Der Steinbruch ist eine wichtige Stelle für das Gestein Suevit.
Suevit ist ein besonderes Gestein vom Nördlinger Ries.
Das Nördlinger Ries entstand durch den Einschlag eines Asteroiden.
1961 fanden die Forscher Shoemaker und Chao hier das Mineral Coesit. Coesit ist eine besondere Form von Quarz, die nur bei sehr hohem Druck entsteht.
Das zeigte, dass das Ries durch einen Einschlag entstand.
Der Steinbruch liegt 3,5 Kilometer östlich vom Rand des Kraters.
Er ist der größte Steinbruch mit Suevit im Ries.
Suevit besteht aus vielen kleinen Gesteinsstücken, die durch den Einschlag zerbrochen wurden.
Im Suevit gibt es besondere Glasstücke, die Glasbomben oder „Flädle“ heißen.
Diese Glasbomben sind geschmolzenes Gestein.
In den 1960er Jahren fanden Forscher im Suevit auch Stishovit. Das ist eine weitere besondere Form von Quarz.
Später entdeckten sie sogar kleine Diamanten, die durch den Einschlag entstanden sind.
Diese Funde zeigen, dass beim Einschlag sehr hoher Druck und hohe Temperaturen entstanden.
Nur an einer Stelle ist der Kontakt zum Gestein Bunte Breccie zu sehen.
Die Bunte Breccie enthält Gestein aus der Zeit des Keupers und Jura.
Bei einer Bohrung im Mai 1976 wurde die Bunte Breccie unter dem Suevit gefunden.
Unter der Bunte Breccie liegt das Gestein Malm Delta.
Im Steinbruch gibt es auch röhrenförmige Hohlräume im Suevit.
Diese Hohlräume heißen Entgasungskanäle.
Sie entstanden, als Gase aus dem Suevit entweichen konnten.
Der Suevit ist bis zu 24 Meter dick.
Im Steinbruch Otting übten die Astronauten von Apollo 14 und 17.
Sie lernten hier, wie Einschlagsgestein aussieht.
So konnten sie auf dem Mond ähnliche Gesteine erkennen.

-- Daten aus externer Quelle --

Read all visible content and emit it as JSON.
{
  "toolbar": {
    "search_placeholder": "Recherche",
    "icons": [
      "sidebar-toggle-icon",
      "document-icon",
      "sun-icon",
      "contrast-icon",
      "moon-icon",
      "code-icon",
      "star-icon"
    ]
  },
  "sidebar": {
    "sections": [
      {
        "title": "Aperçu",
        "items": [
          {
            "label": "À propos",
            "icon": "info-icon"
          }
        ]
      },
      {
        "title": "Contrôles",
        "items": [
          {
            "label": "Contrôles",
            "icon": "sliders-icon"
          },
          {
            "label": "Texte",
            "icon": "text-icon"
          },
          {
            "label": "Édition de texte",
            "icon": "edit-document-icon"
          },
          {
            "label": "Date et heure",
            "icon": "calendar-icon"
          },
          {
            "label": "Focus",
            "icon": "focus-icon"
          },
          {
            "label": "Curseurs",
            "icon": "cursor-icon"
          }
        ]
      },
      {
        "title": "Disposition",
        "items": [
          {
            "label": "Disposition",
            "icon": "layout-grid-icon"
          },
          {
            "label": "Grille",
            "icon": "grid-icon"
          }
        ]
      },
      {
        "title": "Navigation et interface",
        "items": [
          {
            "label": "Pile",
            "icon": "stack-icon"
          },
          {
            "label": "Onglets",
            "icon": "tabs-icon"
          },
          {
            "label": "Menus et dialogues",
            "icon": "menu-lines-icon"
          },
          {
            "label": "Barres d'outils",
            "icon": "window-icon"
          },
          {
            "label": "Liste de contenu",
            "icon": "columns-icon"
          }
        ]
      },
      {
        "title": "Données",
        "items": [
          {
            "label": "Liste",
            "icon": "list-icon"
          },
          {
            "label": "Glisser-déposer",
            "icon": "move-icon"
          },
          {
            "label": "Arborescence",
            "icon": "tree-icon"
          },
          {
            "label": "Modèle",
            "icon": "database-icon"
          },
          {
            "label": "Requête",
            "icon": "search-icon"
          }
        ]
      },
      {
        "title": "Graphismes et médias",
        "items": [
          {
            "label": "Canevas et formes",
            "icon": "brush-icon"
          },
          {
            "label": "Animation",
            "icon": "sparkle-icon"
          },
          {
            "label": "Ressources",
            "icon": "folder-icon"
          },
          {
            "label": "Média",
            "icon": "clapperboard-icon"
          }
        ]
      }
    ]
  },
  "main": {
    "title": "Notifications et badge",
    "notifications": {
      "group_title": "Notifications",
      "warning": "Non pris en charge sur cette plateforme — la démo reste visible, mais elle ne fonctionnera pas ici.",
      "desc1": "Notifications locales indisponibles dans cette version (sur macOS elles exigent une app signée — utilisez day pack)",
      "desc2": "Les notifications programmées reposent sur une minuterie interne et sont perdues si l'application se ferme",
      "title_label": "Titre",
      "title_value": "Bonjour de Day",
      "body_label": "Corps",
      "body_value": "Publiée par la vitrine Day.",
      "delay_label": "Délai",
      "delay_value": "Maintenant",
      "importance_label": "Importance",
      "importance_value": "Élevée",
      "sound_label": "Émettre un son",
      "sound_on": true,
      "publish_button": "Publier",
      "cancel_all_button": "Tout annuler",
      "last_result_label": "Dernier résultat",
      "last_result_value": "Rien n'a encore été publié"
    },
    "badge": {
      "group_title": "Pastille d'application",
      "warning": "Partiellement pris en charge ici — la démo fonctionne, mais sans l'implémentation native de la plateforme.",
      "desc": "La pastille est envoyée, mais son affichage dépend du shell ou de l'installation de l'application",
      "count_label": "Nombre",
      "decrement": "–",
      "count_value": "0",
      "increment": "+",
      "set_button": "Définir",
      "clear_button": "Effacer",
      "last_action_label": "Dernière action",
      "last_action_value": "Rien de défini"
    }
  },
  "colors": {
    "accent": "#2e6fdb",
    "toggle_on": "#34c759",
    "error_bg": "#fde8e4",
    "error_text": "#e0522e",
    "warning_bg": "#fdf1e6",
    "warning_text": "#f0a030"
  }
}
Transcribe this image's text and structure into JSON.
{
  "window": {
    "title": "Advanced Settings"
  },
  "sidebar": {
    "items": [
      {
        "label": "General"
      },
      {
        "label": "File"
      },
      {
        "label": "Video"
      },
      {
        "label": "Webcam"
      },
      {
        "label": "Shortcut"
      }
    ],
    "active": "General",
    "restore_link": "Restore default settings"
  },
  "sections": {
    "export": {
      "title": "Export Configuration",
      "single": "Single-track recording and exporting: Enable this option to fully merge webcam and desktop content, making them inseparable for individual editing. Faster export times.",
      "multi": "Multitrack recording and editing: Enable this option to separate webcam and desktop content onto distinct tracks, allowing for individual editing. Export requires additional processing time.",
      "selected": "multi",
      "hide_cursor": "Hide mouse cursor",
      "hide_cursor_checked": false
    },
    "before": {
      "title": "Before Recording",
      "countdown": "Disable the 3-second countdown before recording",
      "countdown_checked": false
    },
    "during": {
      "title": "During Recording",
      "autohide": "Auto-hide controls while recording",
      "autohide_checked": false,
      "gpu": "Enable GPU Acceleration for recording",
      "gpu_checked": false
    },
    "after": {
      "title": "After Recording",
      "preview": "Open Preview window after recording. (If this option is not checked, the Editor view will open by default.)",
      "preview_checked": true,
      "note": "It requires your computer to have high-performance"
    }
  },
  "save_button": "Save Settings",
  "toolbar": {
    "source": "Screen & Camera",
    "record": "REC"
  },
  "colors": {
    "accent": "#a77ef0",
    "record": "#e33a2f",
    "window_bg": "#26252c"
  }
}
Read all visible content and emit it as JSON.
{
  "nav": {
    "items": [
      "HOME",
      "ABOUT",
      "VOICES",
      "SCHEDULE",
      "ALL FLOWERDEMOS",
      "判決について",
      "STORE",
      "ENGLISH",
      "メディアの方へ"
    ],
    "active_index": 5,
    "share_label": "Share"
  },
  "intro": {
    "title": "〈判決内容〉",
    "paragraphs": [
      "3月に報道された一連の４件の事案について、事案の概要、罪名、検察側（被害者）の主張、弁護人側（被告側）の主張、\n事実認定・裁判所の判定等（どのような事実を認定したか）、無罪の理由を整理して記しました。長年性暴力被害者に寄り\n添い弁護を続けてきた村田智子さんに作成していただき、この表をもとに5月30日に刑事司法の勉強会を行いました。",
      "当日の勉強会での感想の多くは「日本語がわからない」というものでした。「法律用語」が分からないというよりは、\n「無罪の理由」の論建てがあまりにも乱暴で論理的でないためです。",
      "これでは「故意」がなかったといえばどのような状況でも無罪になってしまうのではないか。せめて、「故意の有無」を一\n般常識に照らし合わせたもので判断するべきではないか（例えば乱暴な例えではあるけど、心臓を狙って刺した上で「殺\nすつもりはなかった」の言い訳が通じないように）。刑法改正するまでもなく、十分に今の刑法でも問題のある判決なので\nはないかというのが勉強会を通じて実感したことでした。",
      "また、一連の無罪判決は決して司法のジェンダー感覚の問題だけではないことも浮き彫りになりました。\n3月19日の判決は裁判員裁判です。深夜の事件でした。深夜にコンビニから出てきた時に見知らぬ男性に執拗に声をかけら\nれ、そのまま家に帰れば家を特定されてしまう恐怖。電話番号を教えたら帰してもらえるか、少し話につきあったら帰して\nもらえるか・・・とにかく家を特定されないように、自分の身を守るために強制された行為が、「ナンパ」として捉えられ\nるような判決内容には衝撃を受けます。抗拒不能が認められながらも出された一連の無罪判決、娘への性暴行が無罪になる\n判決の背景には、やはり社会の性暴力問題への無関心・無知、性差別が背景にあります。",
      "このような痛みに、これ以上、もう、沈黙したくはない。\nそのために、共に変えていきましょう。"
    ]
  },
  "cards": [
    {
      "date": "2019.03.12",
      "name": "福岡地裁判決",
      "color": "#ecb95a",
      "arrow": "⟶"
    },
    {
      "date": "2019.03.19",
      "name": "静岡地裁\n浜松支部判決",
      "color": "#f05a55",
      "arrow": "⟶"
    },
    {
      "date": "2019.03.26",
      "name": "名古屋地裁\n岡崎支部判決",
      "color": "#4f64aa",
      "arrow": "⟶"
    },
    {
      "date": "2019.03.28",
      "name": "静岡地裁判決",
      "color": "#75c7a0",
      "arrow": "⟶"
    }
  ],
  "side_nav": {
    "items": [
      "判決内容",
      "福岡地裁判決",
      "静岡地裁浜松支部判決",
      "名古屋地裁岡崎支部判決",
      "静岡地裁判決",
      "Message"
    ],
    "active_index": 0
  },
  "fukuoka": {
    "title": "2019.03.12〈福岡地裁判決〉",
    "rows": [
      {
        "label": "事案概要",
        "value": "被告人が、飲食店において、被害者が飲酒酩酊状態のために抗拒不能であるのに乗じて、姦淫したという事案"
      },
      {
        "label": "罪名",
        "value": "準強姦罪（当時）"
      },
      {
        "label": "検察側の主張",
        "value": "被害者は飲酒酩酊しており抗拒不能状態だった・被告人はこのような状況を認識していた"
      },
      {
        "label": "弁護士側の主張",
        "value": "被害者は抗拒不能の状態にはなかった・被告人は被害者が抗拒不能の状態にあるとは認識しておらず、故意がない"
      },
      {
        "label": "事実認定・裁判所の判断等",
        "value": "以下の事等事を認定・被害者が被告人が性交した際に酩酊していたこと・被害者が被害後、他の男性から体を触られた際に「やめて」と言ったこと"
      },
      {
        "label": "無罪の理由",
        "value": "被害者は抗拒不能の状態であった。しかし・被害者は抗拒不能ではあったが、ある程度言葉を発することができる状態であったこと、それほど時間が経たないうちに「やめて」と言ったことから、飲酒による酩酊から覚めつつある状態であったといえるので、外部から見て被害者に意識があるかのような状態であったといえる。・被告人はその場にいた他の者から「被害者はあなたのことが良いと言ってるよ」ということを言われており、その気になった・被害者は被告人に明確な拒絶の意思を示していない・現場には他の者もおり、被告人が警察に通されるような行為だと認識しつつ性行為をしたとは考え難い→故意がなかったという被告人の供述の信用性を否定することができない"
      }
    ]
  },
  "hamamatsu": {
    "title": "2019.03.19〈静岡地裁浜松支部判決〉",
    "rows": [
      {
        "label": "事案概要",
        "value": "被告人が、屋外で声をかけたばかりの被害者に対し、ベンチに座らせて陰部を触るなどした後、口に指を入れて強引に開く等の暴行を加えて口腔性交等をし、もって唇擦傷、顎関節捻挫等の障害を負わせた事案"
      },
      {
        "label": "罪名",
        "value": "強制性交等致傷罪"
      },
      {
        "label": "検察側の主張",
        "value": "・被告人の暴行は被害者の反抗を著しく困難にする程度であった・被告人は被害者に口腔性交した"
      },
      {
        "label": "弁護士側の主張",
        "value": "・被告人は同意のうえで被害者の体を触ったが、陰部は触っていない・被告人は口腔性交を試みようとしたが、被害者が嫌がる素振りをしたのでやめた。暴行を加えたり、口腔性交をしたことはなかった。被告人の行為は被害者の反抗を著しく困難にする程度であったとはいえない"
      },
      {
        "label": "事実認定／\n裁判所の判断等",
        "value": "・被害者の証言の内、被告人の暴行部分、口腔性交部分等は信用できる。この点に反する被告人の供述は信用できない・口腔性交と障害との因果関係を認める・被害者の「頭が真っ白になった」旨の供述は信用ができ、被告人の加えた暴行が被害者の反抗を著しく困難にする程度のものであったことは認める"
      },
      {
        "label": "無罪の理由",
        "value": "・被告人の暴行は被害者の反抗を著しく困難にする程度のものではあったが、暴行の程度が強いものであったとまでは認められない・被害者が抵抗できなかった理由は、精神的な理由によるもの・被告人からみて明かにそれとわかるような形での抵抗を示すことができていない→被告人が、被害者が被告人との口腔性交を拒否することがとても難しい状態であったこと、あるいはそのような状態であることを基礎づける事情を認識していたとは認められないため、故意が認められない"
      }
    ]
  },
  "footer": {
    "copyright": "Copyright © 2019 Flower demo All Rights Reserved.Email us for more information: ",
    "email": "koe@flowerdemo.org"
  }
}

Der Zugang zum Steinbruch ist nur in Gruppen erlaubt.
Sie müssen vorher eine Erlaubnis holen.
Die Erlaubnis bekommen Sie bei der Firma Märker Zement GmbH.
Die Adresse ist Oskar-Märker-Straße 26, 86655 Harburg.
Telefon: 09080 8211, Fax: 09080 8653.
Wer ohne Erlaubnis in den Steinbruch geht, macht das auf eigene Gefahr.
Der Betreiber haftet dann nicht für Schäden.